First, I think she'd like the flat. She'd really like the shelves and shelves of books (though she would say MORE SCI FI PLEASE), and she would go into raptures about the large tank containing Watson the lizard. Twelve-year-old me had just decided that a bearded dragon was one of her lifetime's ambitions, so she would give me major kudos for that. She would also, I think, be very pleased to discover that I had a boyfriend. Twelve-year-old me was sure that, because she could not marry one of Diana Wynne Jones' heroes, she was going to die unloved and alone. In fact, the only thing about my living arrangement that would bother twelve-year-old me is my lack of a dog. Twelve-year-old me would be EXTREMELY displeased about this, because dogs are one of the reasons for being alive in the first place. (I agree with her, and I am sad about it too).

What about what I do with my life? Well, I think that if I could have sat my twelve-year-old self down and told her that one day, people were going to send me books FOR FREE so I could write reviews of them, she would have probably wept with joy. And if I'd added that I was going to spend my days helping to run a literary magazine and working in publishing houses, and write books in my spare time...
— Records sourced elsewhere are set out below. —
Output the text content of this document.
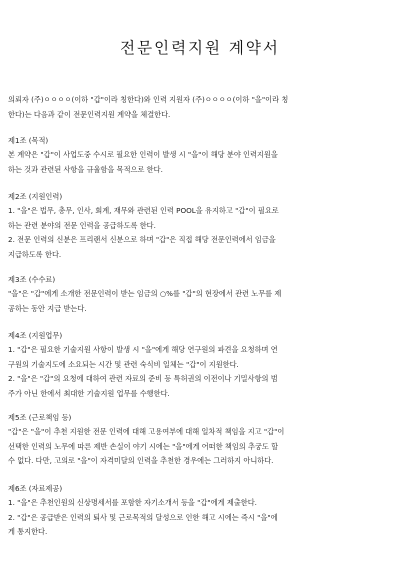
전문인력지원 계약서
의뢰자 (주)ㅇㅇㅇㅇ(이하 "갑"이라 칭한다)와 인력 지원자 (주)ㅇㅇㅇㅇ(이하 "을"이라 칭
한다)는 다음과 같이 전문인력지원 계약을 체결한다.
제1조 (목적)
본 계약은 "갑"이 사업도중 수시로 필요한 인력이 발생 시 "을"이 해당 분야 인력지원을
하는 것과 관련된 사항을 규율함을 목적으로 한다.
제2조 (지원인력)
1. "을"은 법무, 총무, 인사, 회계, 재무와 관련된 인력 POOL을 유지하고 "갑"이 필요로
하는 관련 분야의 전문 인력을 공급하도록 한다.
2. 전문 인력의 신분은 프리랜서 신분으로 하며 "갑"은 직접 해당 전문인력에서 임금을
지급하도록 한다.
제3조 (수수료)
"을"은 "갑"에게 소개한 전문인력이 받는 임금의 ○%를 "갑"의 현장에서 관련 노무를 제
공하는 동안 지급 받는다.
제4조 (지원업무)
1. "갑"은 필요한 기술지원 사항이 발생 시 "을"에게 해당 연구원의 파견을 요청하며 연
구원의 기술지도에 소요되는 시간 및 관련 숙식비 일체는 "갑"이 지원한다.
2. "을"은 "갑"의 요청에 대하여 관련 자료의 준비 등 특허권의 이전이나 기밀사항의 범
주가 아닌 한에서 최대한 기술지원 업무를 수행한다.
제5조 (근로책임 등)
"갑"은 "을"이 추천 지원한 전문 인력에 대해 고용여부에 대해 일차적 책임을 지고 "갑"이
선택한 인력의 노무에 따른 제반 손실이 야기 시에는 "을"에게 어떠한 책임의 추궁도 할
수 없다. 다만, 고의로 "을"이 자격미달의 인력을 추천한 경우에는 그러하지 아니하다.
제6조 (자료제공)
1. "을"은 추천인원의 신상명세서를 포함한 자기소개서 등을 "갑"에게 제출한다.
2. "갑"은 공급받은 인력의 퇴사 및 근로목적의 달성으로 인한 해고 시에는 즉시 "을"에
게 통지한다.
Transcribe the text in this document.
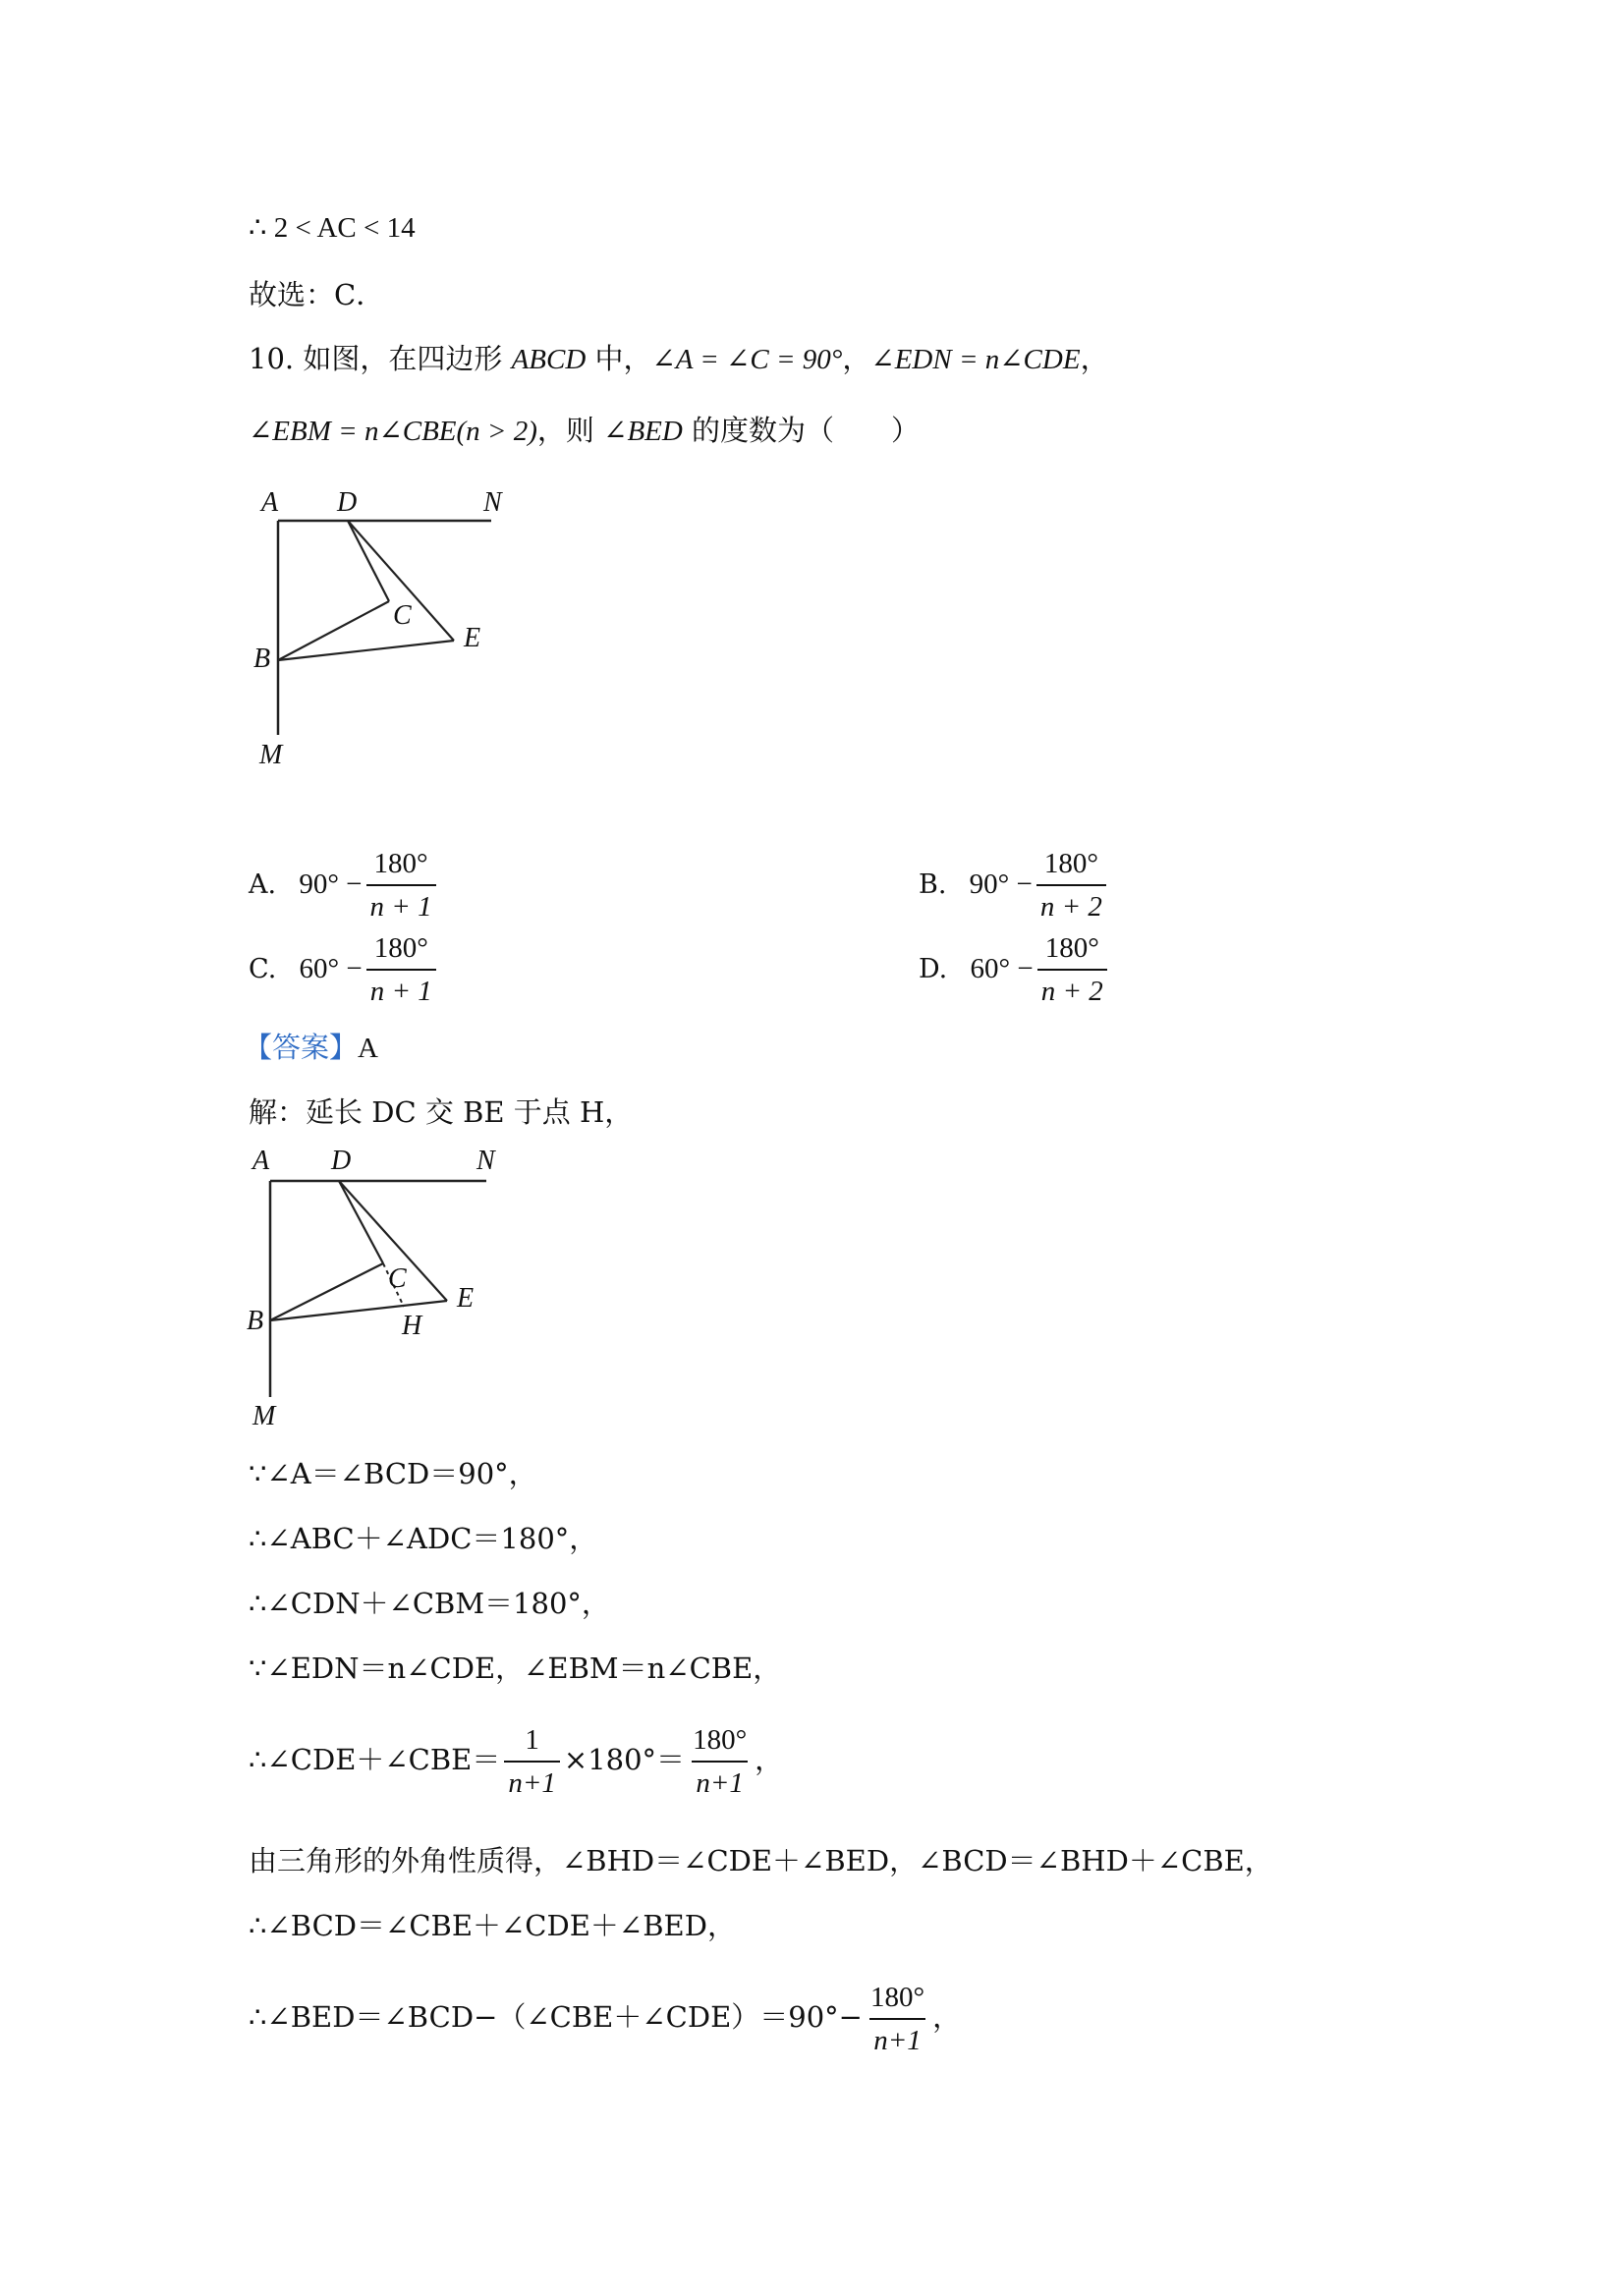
∴ 2 < AC < 14
故选：C．
10. 如图，在四边形 ABCD 中，∠A = ∠C = 90°，∠EDN = n∠CDE，
∠EBM = n∠CBE(n > 2)，则 ∠BED 的度数为（　　）
A D	N
C
E
B
M
A. $90^\circ - \frac{180^\circ}{n + 1}$	B. $90^\circ - \frac{180^\circ}{n + 2}$
C. $60^\circ - \frac{180^\circ}{n + 1}$	D. $60^\circ - \frac{180^\circ}{n + 2}$
【答案】A
解：延长 DC 交 BE 于点 H，
A D	N
C
E
B	H
M
∵∠A＝∠BCD＝90°，
∴∠ABC＋∠ADC＝180°，
∴∠CDN＋∠CBM＝180°，
∵∠EDN＝n∠CDE，∠EBM＝n∠CBE，
∴∠CDE＋∠CBE＝ $\frac{1}{n+1} \times 180^\circ= \frac{180^\circ}{n+1}$ ，
由三角形的外角性质得，∠BHD＝∠CDE＋∠BED，∠BCD＝∠BHD＋∠CBE，
∴∠BCD＝∠CBE＋∠CDE＋∠BED，
∴∠BED＝∠BCD−（∠CBE＋∠CDE）＝90°− $\frac{180^\circ}{n+1}$ ，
Well, I'm pretty sure that twelve-year-old me would look at me and say, "When I grow up, I want to be you."

Granted, I don't have a full-time paying job. Granted, my boiler makes strange and horrible noises every time it turns on. Granted, I have to pay bills and buy food and wash the kitchen floor, because it turns out that when you grow up no one else is prepared to do that sort of thing for you any more.

But there's something pretty great about being able to say that, at the age twenty-five, I have pretty much turned into the person I always wanted to be.